Wimbledon: Rafael Nadal has got more than other players, says Juan Martin del Potro
It also followed a semi-final defeat to Nadal at the French Open last month where he won just seven games. "Rafa is a fighter and he has a fantastic game. He deserves to win today and keep winning," said the 29-year-old Argentine
Juan Martin del Potro claimed Wednesday that Wimbledon conqueror Rafael Nadal has more weapons at his disposal than any other player after losing a five-set Wimbledon quarter-final epic. World number one Nadal saw off Del Potro 7-5, 6-7 (7/9), 4-6, 6-4, 6-4 after four hours and 48 minutes on Centre Court to reach his sixth Wimbledon semi-final and 28th at the majors. For Del Potro, who dived, tumbled and slipped as he tried to contain the two-time Wimbledon champion it was an 11th defeat in 16 meetings with the Spaniard. It also followed a semi-final defeat to Nadal at the French Open last month where he won just seven games. "Rafa is a fighter and he has a fantastic game. He deserves to win today and keep winning," said the 29-year-old Argentine.

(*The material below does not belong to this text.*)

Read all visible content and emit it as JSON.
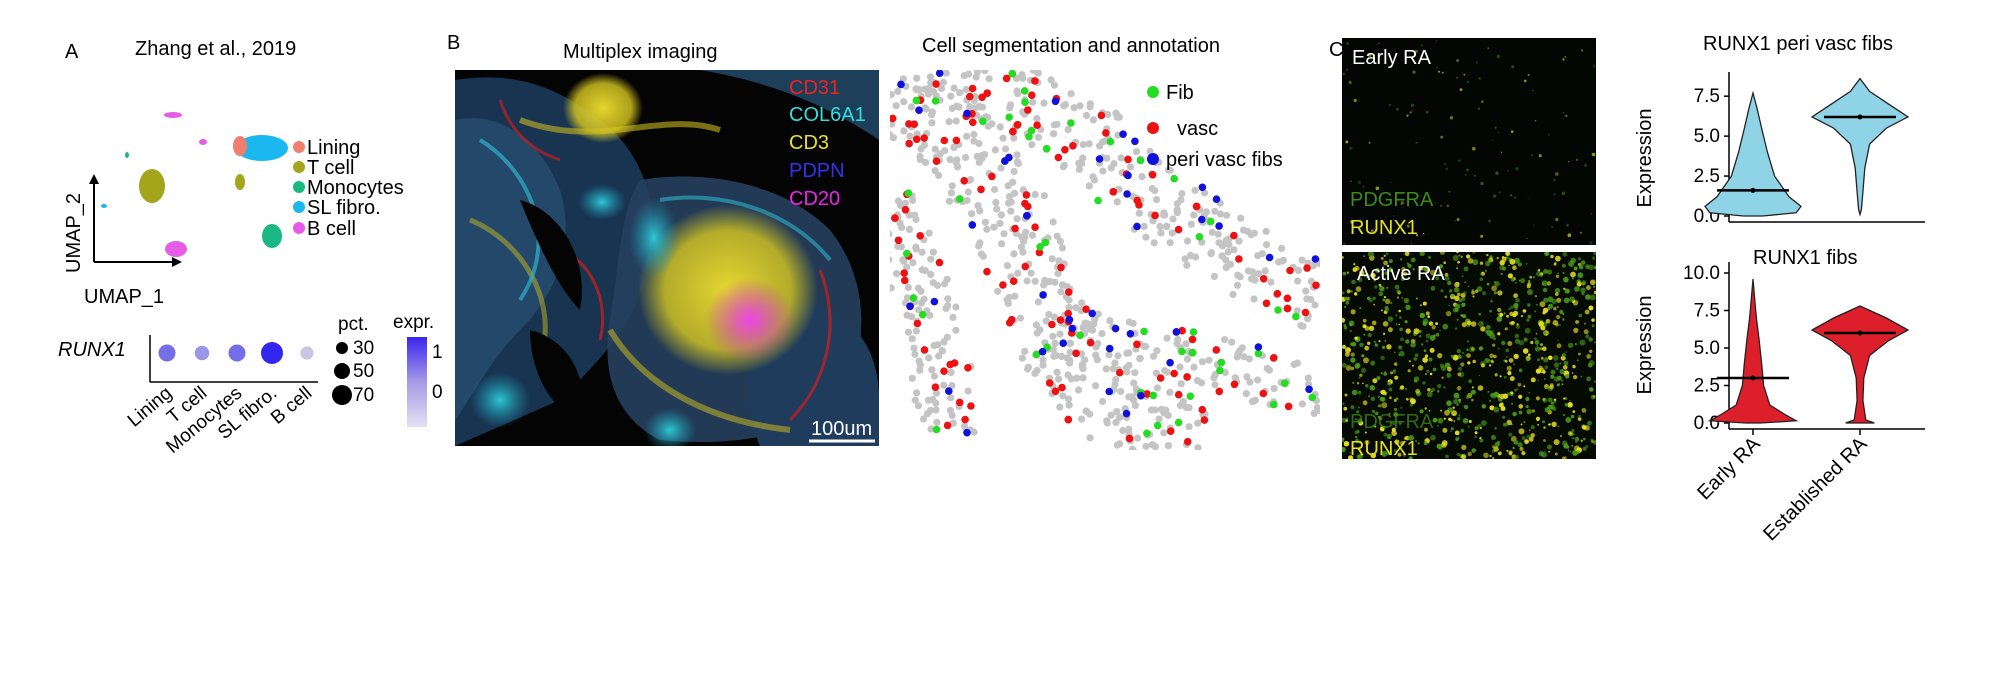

"I'm glad to play in this level against the No. 1 in the world. "I was close to beating him and I couldn't because Rafa always has a little bit more than the rest of the players on tour." Nadal, in the quarter-finals for the first time since finishing runner-up to Novak Djokovic in 2011, carved out the crucial break in the opening set for a 6-5 lead and claimed the opener off a Del Potro backhand error. The world number one then wasted four set points in the second. One of those was on a double fault in the tiebreak and the giant Argentine pounced to level the tie. Former US Open champion Del Potro then stunned the Spaniard with the only break of the third set in the 10th game, secured with a deep forehand. But back came Nadal to level before an enthralling final set which was punctuated by great shot-making and spectacular dives and falls by both players. Nadal broke for 3-2 but had to save break points in the sixth and eighth games before securing a memorable victory. A weary Del Potro, a semi-finalist in 2013, finished with 33 aces and 77 winners but even those impressive statistics were not enough.
"Well, at the moment I'm feeling sad after almost five hours of running and playing this high level against the No. 1 in the world and losing," added Del Potro. "It's not good for me. But maybe tomorrow or after tomorrow when I get home and I watch the match or some points again, I will be glad with my level, with my style of game." Nadal, the 2008 and 2010 champion, will now face three-time winner Djokovic for the 52nd time with the Serb holding a 26-25 edge. With Roger Federer knocked out by Kevin Anderson, who faces John Isner in the other semi-final, both Nadal and Djokovic have an ideal opportunity to add to their Slam collections. Nadal has 17 while Djokovic has stalled on 12 since completing the career Grand Slam at Roland Garros in 2016.
"Sorry to Juan Martin, he's an amazing opponent and player. In some ways he deserves to win as well," said Nadal after the breath-taking quarter-final. "Anything could have happened, so this is a big achievement for me to get to the semi-finals at Wimbledon. "In the last set there was a little of everything, great points, great rallies, he was hitting crazy with his forehands. I tried to resist and maintain focus." As Nadal looks ahead to the semi-finals, Del Potro heads for his next tournament. "I play Los Cabos in Mexico -- the beach," he smiled.